Ahora que ya pasó todo, habrá quien considere excesivo el despliegue de Madrid 2016: demasiados gastos de representación, demasiadas dietas y viajes pagados por nuestros bolsillos, demasiada propaganda y manipulación sensiblera, demasiadas manos coloreadas compartiendo la esquina del televisor, demasiadas horas de televisión insistiendo en lo mismo, demasiadas cadenas sacrificado sus informativos de sobremesa para seguir en directo la puesta en escena de la candidatura española, demasiados telespectadores aceptando sin rechistar que los telediarios se conviertan en un ejercicio de chauvinismo patrio. Pues de eso nada. Tanto esfuerzo habrá valido la pena si de él obtenemos una enseñanza fundamental para el resto de nuestra vida: la corazonada no es un criterio aceptable para distinguir lo verdadero de lo falso.
Anteayer aprendimos que es un error seguir a Descartes y tomar como verdaderas las corazonadas que se presentan tan clara y distintamente a nuestro espíritu que no hubiese ninguna posibilidad de ponerlas en duda. El criterio cartesiano de verdad saltó el viernes por los aires dejando claro que da igual que uno esté seguro de algo, que tenga una corazonada por muy íntima que sea, por muy subvencionada que esté o por mucho que diga “Yo creo, nosotros creemos” en inglés.
Es algo que ya habían dejado claro Marge y Homer Simpson:
- Homer, ¿Por qué no puedes aceptar que haya venido al baile con otra persona?
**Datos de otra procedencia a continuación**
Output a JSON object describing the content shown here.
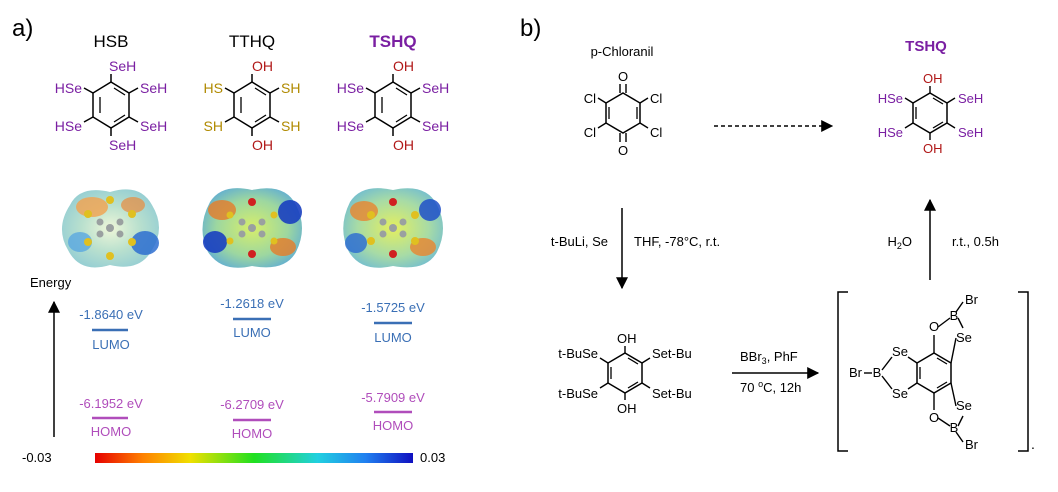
{
  "panel_a": {
    "label": "a)",
    "compounds": [
      {
        "name": "HSB",
        "substituents": [
          "SeH",
          "SeH",
          "SeH",
          "SeH",
          "HSe",
          "HSe"
        ],
        "lumo_value": "-1.8640 eV",
        "lumo_label": "LUMO",
        "homo_value": "-6.1952 eV",
        "homo_label": "HOMO"
      },
      {
        "name": "TTHQ",
        "substituents": [
          "OH",
          "SH",
          "SH",
          "OH",
          "SH",
          "HS"
        ],
        "lumo_value": "-1.2618 eV",
        "lumo_label": "LUMO",
        "homo_value": "-6.2709 eV",
        "homo_label": "HOMO"
      },
      {
        "name": "TSHQ",
        "substituents": [
          "OH",
          "SeH",
          "SeH",
          "OH",
          "HSe",
          "HSe"
        ],
        "lumo_value": "-1.5725 eV",
        "lumo_label": "LUMO",
        "homo_value": "-5.7909 eV",
        "homo_label": "HOMO"
      }
    ],
    "energy_axis_label": "Energy",
    "colorbar": {
      "min_label": "-0.03",
      "max_label": "0.03"
    }
  },
  "panel_b": {
    "label": "b)",
    "chloranil_name": "p-Chloranil",
    "chloranil_atoms": {
      "o": "O",
      "cl": "Cl"
    },
    "target_name": "TSHQ",
    "target_substituents": {
      "oh": "OH",
      "seh": "SeH",
      "hse": "HSe"
    },
    "step1_reagents": "t-BuLi, Se",
    "step1_conditions": "THF, -78°C, r.t.",
    "intermediate_substituents": {
      "oh": "OH",
      "set_bu": "Set-Bu",
      "t_buse": "t-BuSe"
    },
    "step2_reagents_main": "BBr",
    "step2_reagents_sub": "3",
    "step2_reagents_rest": ", PhF",
    "step2_conditions_num": "70 ",
    "step2_conditions_sup": "o",
    "step2_conditions_rest": "C, 12h",
    "complex_atoms": {
      "br": "Br",
      "b": "B",
      "se": "Se",
      "o": "O",
      "bracket_dot": "."
    },
    "step3_reagent_main": "H",
    "step3_reagent_sub": "2",
    "step3_reagent_rest": "O",
    "step3_conditions": "r.t., 0.5h"
  },
  "colors": {
    "se": "#7a1fa2",
    "s": "#b08a00",
    "o_red": "#b01717",
    "lumo": "#3a6fb5",
    "homo": "#b04dbb",
    "target": "#7a1fa2"
  }
}
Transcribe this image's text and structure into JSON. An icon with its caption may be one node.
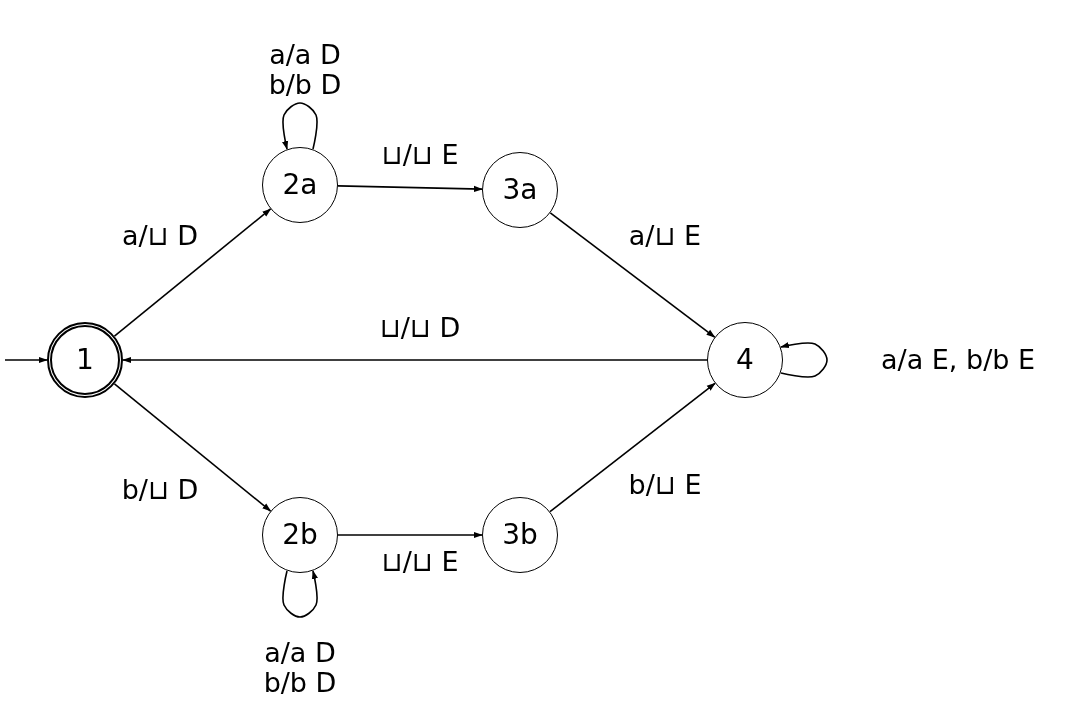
{
  "diagram": {
    "nodes": [
      {
        "text": [
          "1"
        ]
      },
      {
        "text": [
          "2a"
        ]
      },
      {
        "text": [
          "3a"
        ]
      },
      {
        "text": [
          "4"
        ]
      },
      {
        "text": [
          "2b"
        ]
      },
      {
        "text": [
          "3b"
        ]
      }
    ],
    "edges": [
      {
        "from": null,
        "to": 0,
        "arrow": "to"
      },
      {
        "from": 0,
        "to": 1,
        "arrow": "to",
        "label": "a/⊔ D"
      },
      {
        "from": 1,
        "to": 1,
        "arrow": "to",
        "label": "a/a D b/b D"
      },
      {
        "from": 1,
        "to": 2,
        "arrow": "to",
        "label": "⊔/⊔ E"
      },
      {
        "from": 2,
        "to": 3,
        "arrow": "to",
        "label": "a/⊔ E"
      },
      {
        "from": 3,
        "to": 0,
        "arrow": "to",
        "label": "⊔/⊔ D"
      },
      {
        "from": 3,
        "to": 3,
        "arrow": "to",
        "label": "a/a E, b/b E"
      },
      {
        "from": 0,
        "to": 4,
        "arrow": "to",
        "label": "b/⊔ D"
      },
      {
        "from": 4,
        "to": 4,
        "arrow": "to",
        "label": "a/a D b/b D"
      },
      {
        "from": 4,
        "to": 5,
        "arrow": "to",
        "label": "⊔/⊔ E"
      },
      {
        "from": 5,
        "to": 3,
        "arrow": "to",
        "label": "b/⊔ E"
      }
    ]
  }
}
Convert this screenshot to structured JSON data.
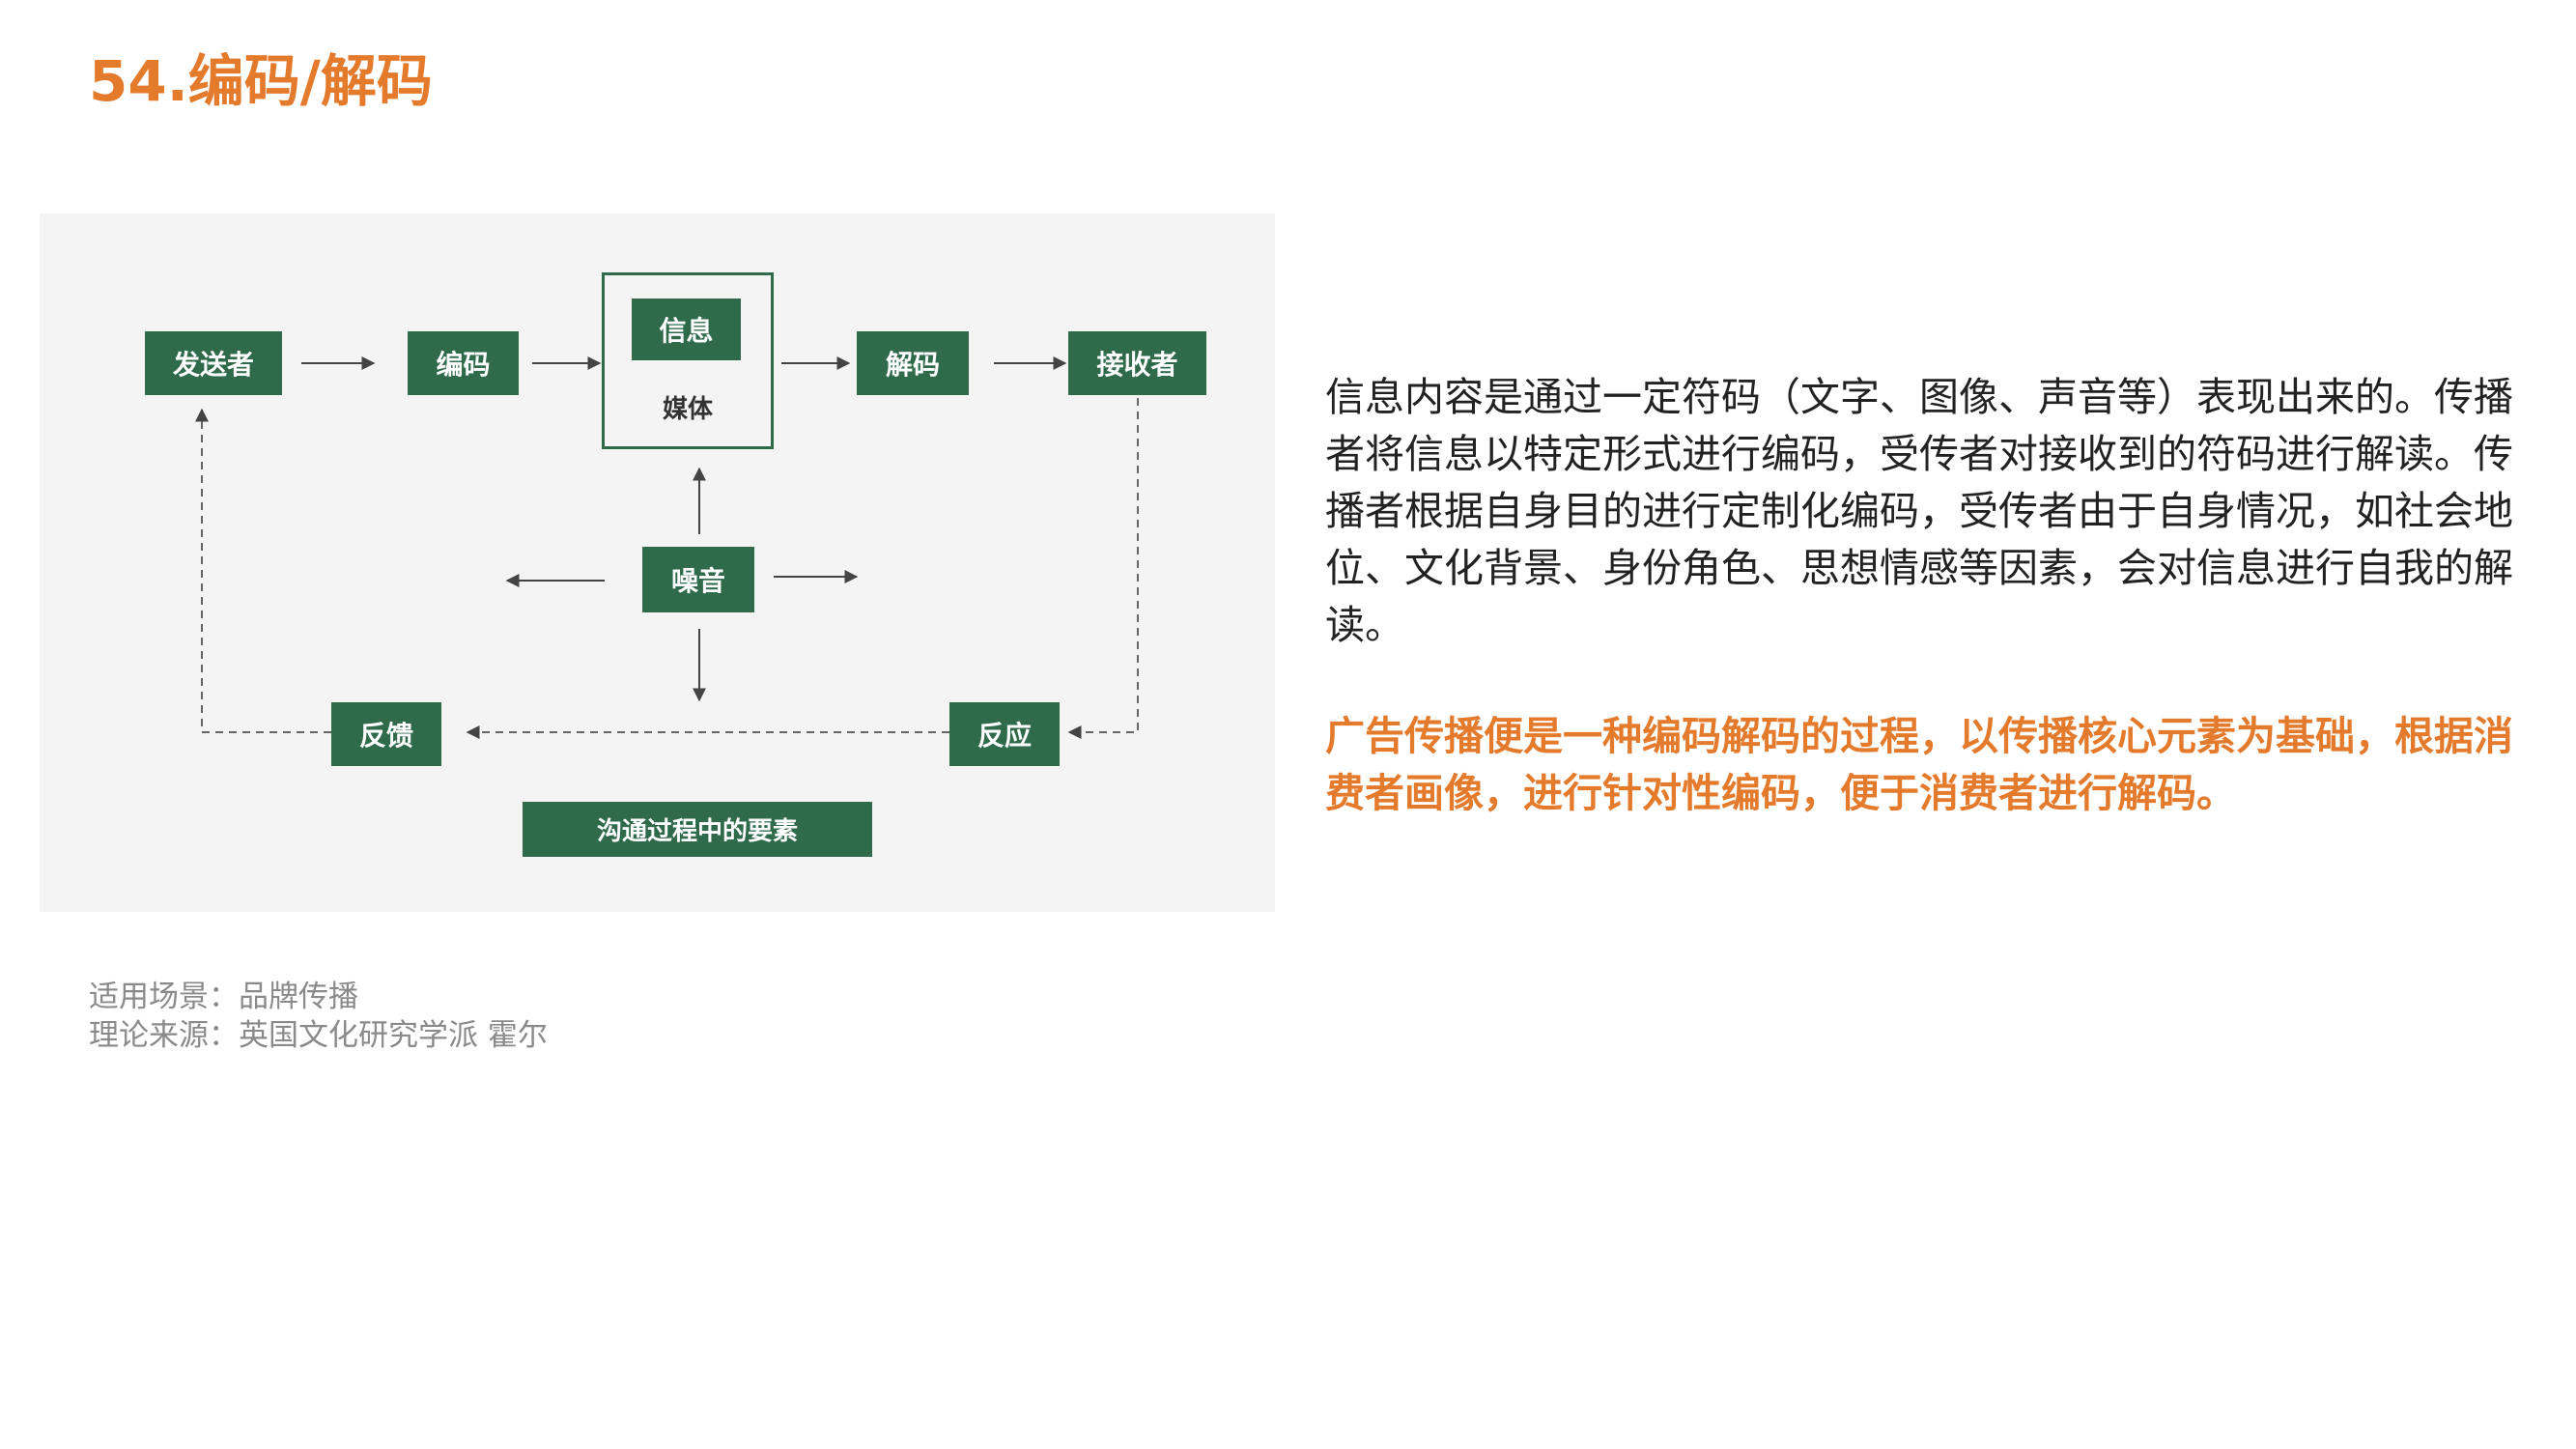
{
  "page": {
    "title": "54.编码/解码"
  },
  "diagram": {
    "nodes": {
      "sender": "发送者",
      "encode": "编码",
      "message": "信息",
      "medium": "媒体",
      "decode": "解码",
      "receiver": "接收者",
      "noise": "噪音",
      "feedback": "反馈",
      "response": "反应",
      "caption": "沟通过程中的要素"
    },
    "colors": {
      "node": "#2f6b4a",
      "panel": "#f4f4f4",
      "accent": "#e47a2c"
    }
  },
  "body": {
    "paragraph1": "信息内容是通过一定符码（文字、图像、声音等）表现出来的。传播者将信息以特定形式进行编码，受传者对接收到的符码进行解读。传播者根据自身目的进行定制化编码，受传者由于自身情况，如社会地位、文化背景、身份角色、思想情感等因素，会对信息进行自我的解读。",
    "paragraph2": "广告传播便是一种编码解码的过程，以传播核心元素为基础，根据消费者画像，进行针对性编码，便于消费者进行解码。"
  },
  "meta": {
    "scene": "适用场景：品牌传播",
    "source": "理论来源：英国文化研究学派 霍尔"
  }
}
- Porque estamos hechos el uno para el otro. Normalmente cuando se me ocurre algo se me ocurren otras cosas a la vez; algo que me dice “sí”, algo que me dice “no”; pero ahora todo me dice “sí”. ¿Cómo puede ser que de lo único que he estado seguro en mi vida esté equivocado?
- No lo sé, pero así es.
En algo sí tenía razón Descartes: “Es prudente no confiar en nada que nos haya engañado alguna vez”. Fin de las corazonadas.